In America, spurs became an essential part of the cowboy's working life. For the uninitiated, spurs consist of a spiked rowel attached to a metal heel band. Accessories such as 'jingle bobs' make the spurs 'jingle jangle jingle,' as the old cowboy song would have it.
But that misses the point. Spurs were not made to jingle jangle jingle but were de signed to communicate to a horse the rider's desire to 'gid dy up' or, with more spurring, to run hell-bent for leather.
The Spanish showed up in North America with huge gaudy spurs with rowels that measured six to eight inches around. Modified in America, the smaller spurs proved to be less cumbersome, not to mention easier on the horses.
In America, spurs took on regional differences. In northern climes, where chaps were the order of the day, spurs often came with chap guards. What's known as the 'Texas spur' is usually built as a single piece and is rarely seen a with a chap guard. There is a California type spur, but it's been noted that John Wayne usually wore Texas spurs in his movies.

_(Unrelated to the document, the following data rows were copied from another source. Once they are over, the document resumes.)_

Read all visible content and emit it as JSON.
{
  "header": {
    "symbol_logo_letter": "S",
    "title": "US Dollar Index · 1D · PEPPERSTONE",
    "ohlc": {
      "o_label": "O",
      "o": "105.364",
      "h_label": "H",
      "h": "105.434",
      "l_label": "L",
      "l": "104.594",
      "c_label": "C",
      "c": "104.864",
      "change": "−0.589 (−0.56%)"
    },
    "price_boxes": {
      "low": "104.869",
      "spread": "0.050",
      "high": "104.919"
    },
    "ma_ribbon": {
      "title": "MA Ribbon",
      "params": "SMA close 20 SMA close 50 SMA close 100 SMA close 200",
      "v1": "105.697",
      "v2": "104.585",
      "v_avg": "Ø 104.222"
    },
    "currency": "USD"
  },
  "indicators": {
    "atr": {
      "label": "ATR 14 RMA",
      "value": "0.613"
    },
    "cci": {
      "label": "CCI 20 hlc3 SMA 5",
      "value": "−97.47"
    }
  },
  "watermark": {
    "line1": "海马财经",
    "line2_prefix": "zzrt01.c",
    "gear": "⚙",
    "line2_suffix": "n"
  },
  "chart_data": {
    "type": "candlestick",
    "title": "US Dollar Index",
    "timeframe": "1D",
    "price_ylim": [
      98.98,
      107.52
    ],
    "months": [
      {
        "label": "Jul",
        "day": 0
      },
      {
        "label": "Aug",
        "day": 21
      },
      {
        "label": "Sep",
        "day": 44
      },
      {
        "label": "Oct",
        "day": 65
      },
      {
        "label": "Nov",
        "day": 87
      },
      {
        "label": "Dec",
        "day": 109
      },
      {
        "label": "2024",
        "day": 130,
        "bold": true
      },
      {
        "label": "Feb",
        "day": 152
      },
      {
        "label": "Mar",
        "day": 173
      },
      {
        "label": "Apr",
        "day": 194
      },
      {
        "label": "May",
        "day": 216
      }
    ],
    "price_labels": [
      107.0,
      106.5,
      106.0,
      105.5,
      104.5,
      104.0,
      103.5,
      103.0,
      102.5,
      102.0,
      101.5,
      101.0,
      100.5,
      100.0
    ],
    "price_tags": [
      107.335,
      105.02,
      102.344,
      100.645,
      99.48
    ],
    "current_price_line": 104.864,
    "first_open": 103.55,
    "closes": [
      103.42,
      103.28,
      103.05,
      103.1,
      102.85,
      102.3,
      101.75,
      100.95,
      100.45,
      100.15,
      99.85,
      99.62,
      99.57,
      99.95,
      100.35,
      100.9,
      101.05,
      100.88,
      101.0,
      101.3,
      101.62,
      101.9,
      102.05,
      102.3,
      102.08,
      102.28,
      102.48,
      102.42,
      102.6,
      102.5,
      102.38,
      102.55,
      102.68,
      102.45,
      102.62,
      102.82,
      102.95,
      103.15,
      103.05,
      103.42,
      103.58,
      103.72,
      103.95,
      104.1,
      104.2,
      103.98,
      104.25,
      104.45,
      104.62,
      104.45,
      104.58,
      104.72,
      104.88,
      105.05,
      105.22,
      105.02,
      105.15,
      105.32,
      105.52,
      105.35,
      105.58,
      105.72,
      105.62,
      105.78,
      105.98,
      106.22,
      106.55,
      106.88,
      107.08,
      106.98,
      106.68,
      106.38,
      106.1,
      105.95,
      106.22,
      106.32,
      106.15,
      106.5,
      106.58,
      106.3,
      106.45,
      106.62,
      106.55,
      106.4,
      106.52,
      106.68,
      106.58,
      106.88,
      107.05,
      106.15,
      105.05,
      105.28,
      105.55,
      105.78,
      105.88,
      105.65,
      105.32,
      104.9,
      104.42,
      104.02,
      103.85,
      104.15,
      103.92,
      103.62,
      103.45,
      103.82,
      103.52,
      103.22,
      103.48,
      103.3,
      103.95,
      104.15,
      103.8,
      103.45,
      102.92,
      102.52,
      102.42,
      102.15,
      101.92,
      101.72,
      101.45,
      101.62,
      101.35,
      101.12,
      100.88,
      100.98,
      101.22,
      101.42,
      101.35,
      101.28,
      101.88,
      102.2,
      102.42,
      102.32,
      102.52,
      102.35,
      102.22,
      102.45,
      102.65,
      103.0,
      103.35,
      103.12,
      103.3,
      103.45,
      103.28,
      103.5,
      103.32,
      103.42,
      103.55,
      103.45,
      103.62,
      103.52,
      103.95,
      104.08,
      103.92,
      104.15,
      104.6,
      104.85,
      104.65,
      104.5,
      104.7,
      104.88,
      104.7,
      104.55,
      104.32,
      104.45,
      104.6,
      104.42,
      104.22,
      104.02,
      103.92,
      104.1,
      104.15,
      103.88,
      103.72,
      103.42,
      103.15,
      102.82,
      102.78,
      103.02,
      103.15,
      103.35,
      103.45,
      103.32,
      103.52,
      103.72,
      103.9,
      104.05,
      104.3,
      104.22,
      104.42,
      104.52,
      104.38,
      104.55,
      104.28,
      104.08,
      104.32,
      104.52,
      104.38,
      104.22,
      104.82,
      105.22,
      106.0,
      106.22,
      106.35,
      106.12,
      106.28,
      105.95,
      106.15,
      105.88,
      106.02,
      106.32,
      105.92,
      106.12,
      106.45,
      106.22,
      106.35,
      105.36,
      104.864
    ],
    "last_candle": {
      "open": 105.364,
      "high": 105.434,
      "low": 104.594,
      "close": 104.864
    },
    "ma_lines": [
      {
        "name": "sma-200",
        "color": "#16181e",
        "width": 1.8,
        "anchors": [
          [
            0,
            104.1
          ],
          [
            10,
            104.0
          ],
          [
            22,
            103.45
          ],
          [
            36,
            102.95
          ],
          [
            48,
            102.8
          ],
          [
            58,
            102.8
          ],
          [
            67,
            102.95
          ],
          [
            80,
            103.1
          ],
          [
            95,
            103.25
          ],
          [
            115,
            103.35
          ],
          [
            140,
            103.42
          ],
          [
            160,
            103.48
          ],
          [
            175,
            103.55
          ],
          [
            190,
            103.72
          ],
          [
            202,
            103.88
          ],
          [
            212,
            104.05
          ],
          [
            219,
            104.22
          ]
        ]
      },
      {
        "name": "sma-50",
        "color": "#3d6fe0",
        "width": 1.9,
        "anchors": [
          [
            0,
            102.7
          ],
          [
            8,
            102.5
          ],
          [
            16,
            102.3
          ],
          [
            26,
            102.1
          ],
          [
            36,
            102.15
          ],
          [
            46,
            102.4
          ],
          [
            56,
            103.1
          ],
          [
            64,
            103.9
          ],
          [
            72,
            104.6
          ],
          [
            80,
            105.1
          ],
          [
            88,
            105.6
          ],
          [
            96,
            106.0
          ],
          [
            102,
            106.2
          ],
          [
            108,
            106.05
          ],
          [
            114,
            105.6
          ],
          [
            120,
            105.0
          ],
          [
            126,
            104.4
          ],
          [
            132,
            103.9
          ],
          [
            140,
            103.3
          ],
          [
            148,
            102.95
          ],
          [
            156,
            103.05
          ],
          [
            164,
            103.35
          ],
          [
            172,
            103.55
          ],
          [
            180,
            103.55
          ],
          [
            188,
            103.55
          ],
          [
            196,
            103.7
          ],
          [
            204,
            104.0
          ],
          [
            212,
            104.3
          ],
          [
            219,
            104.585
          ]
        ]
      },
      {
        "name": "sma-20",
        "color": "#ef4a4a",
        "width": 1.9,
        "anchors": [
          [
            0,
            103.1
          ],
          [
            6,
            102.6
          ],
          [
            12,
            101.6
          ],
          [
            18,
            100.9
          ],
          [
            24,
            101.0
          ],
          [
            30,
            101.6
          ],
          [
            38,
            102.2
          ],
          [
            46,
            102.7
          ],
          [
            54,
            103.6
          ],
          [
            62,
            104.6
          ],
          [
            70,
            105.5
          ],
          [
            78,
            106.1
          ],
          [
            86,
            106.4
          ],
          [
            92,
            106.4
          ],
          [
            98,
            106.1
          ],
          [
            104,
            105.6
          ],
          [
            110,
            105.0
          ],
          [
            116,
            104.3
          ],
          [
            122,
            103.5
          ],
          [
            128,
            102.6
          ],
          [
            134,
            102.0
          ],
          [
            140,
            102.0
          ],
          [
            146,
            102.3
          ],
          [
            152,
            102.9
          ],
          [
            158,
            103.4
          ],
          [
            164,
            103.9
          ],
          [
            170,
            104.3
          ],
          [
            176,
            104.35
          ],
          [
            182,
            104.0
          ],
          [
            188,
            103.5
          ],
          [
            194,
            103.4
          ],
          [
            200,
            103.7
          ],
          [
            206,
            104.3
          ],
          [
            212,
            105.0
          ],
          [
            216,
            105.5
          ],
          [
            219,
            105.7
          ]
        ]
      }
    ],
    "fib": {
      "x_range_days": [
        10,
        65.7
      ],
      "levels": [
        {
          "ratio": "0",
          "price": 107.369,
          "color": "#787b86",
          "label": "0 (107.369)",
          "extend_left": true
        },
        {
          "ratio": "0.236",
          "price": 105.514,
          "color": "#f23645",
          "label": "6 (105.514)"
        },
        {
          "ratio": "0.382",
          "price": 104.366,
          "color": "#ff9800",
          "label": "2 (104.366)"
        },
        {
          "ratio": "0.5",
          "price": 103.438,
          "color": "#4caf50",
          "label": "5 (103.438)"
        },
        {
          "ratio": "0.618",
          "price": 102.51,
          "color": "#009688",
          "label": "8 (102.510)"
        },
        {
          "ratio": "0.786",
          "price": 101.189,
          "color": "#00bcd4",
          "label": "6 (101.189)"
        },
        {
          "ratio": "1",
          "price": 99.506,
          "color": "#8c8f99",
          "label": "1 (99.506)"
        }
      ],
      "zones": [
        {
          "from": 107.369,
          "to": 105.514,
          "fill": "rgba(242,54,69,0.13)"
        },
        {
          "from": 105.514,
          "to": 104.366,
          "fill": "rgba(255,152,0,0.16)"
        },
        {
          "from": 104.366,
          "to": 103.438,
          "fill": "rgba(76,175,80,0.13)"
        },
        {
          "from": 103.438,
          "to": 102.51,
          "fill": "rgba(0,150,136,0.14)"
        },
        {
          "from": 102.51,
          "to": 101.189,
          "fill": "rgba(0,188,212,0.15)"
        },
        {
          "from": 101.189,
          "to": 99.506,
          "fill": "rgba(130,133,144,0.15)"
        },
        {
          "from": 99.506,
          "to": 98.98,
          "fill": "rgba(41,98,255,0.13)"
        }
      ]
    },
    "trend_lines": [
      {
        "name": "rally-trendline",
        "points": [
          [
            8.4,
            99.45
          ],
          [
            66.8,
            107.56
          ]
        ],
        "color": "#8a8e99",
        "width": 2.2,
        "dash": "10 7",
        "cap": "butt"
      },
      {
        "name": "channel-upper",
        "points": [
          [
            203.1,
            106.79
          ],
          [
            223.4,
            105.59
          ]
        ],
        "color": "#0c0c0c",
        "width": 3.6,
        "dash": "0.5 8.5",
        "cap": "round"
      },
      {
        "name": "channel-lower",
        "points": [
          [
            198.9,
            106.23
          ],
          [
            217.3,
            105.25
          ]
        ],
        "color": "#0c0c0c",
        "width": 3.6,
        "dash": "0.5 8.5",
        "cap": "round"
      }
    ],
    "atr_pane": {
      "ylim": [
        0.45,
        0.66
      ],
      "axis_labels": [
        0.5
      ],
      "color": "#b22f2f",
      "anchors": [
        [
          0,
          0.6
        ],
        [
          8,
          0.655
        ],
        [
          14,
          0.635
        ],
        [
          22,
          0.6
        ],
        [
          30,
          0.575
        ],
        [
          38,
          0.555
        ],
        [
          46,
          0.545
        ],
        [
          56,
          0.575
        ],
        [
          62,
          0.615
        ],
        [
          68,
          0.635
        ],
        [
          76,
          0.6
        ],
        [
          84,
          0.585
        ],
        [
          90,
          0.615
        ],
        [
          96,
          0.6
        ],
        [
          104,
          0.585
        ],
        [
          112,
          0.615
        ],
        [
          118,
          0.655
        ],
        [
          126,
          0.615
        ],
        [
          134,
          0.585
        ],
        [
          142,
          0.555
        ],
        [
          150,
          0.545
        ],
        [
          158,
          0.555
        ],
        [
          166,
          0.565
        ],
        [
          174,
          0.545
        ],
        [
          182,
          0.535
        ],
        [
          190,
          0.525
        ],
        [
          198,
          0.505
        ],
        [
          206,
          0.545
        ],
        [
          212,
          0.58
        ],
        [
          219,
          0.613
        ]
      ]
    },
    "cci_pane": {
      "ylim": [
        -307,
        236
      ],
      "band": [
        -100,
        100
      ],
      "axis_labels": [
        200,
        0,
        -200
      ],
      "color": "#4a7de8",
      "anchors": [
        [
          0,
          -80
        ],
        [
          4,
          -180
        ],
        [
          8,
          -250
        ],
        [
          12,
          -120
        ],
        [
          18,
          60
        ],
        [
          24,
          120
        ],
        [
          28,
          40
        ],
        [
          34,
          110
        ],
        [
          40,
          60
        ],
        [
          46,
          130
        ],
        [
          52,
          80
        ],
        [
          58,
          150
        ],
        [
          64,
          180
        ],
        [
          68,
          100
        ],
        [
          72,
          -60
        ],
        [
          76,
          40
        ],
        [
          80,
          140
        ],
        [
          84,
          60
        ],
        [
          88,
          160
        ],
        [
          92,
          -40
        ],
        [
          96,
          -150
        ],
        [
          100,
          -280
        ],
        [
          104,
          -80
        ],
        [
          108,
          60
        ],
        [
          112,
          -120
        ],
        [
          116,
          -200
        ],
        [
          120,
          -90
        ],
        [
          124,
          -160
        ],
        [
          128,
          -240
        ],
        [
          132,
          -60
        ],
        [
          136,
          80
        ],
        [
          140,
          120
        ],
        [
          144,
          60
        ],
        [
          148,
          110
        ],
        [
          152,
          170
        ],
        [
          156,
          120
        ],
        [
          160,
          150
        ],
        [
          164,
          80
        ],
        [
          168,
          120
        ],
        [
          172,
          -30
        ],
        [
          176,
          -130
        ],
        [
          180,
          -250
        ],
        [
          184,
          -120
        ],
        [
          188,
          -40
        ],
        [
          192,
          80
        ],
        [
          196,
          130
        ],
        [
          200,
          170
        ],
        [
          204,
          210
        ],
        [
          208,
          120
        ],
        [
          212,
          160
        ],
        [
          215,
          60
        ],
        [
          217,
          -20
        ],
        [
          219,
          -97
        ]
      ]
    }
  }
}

For anyone wanting to know more about spurs, or to see just about every kind of spur ever made, a trip to the Coryell Museum and Historical Center in Gatesville, home of the Lloyd and Madge Mitchell Collection, is in order.
The Mitchell collection consists of several thousand spurs and if it's not the biggest collection in the world, no one has found a bigger one. Because of it, Gatesville is known, by legislative decree in 2001 no less, as the 'Spur Capital of Texas.'
The collection was the passion of Lloyd Mitchell, who coached football, baseball, track, tennis and baseball at Gatesville High School in the 1940s and 50s. He left coaching but continued to teach, and he continued a lifelong passion for collecting spurs.
Mitchell said he began collecting spurs when he found one spur on a ranch in Wyoming and started looking for its match. It's not recorded whether or not he found it but he found about 10,000 spurs from all over the world and all walks of life.
That includes spurs from Spain, France, Morocco, the Philippines, Europe, South America, and from the famous (Jacqueline Kennedy) and the infamous (Pancho Villa.)
Maybe you don't spend a lot of time thinking about spurs, but after a trip to the Coryell Museum to see Mitchell's collection, you won't think about them the same way again.